Kendisiyle 2010 yılında, “İçimdeki İstanbul Fotoğrafları” kitabının bir okumasını organize ettiğimiz günlerde tanışmıştım. Okuduğum kitapları arasında belki de en sevdiğim de o olmuştu. “Size Pandispanya Yaptım” romanını – ki bu eserinde sırlar, cinayet, aşk dolu sıkı sıkıya örülmüş bir kurgunun içinde mutfakta pişenler, Sefarad yemekleri hep başrolde – bir yana bırakırsak, “İçimdeki İstanbul Fotoğrafları” yitip gitmiş, bazen bir kokuda, bazen bir fotoğrafta bazen sadece hafızalarda kalmış anları, çocukluğu, anne, anneanne mutfağını biraz kederli ve çok da içeriden anlatmasıyla benim için özel bir yerdedir.

Levi, İstanbulludur. İstanbul tüm hikayelerinde kendi yaşamından izlerle, semt semt özellikleriyle karşımıza çıkar.
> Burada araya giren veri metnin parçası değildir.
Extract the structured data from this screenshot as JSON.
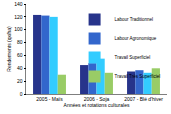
{
  "chart_data": {
    "type": "bar",
    "x_label": "Années et rotations culturales",
    "y_label": "Rendements (qx/ha)",
    "categories": [
      "2005 - Maïs",
      "2006 - Soja",
      "2007 - Blé d'hiver"
    ],
    "series": [
      {
        "name": "Labour Traditionnel",
        "color": "#27348b",
        "values": [
          123,
          45,
          35
        ]
      },
      {
        "name": "Labour Agronomique",
        "color": "#3366cc",
        "values": [
          122,
          48,
          37
        ]
      },
      {
        "name": "Travail Superficiel",
        "color": "#33ccff",
        "values": [
          120,
          55,
          33
        ]
      },
      {
        "name": "Travail Très Superficiel",
        "color": "#99cc66",
        "values": [
          30,
          33,
          40
        ]
      }
    ],
    "ylim": [
      0,
      140
    ],
    "yticks": [
      0,
      20,
      40,
      60,
      80,
      100,
      120,
      140
    ],
    "grid": false,
    "legend": "upper right"
  }
}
Benim de çok sevdiğim yerleri kendi hayatından sofra ve lezzet hatıralarıyla öyle bir anlatışı vardır ki… Asmalımescit’te oturan Madam Begyan ve Matmazel Elise’in evini şöyle “resmeder” mesela; “Porselen fincanlarda içilen, tabağında mutlaka ince bir limon dilimi bulunan bergamut esanslı çaylar için kurulan sofraların fotoğraflarınıysa ancak hayalinin ve tarih duygunun yardımıyla yaşadığın zamana getirebiliyorsun. İçi ceviz dolu ay çöreklerini, sana öğretildiği adıyla kruvasanları, sakızlı paskalya çöreğini, “pate dö fua” sözleriyle hafızana kazınmış kaz ciğerini, yerli yapım İtalyan salamını, üzerlerinde fırında erimiş kaşar peyniri bulunan pastane ekmeklerini belki de bu nedenle o beyaz, kolalanmış, lekelemekten çok korktuğun örtünün üzerinde görmek istiyorsun. O günlerde o tatların tümü bu şehre aitti.”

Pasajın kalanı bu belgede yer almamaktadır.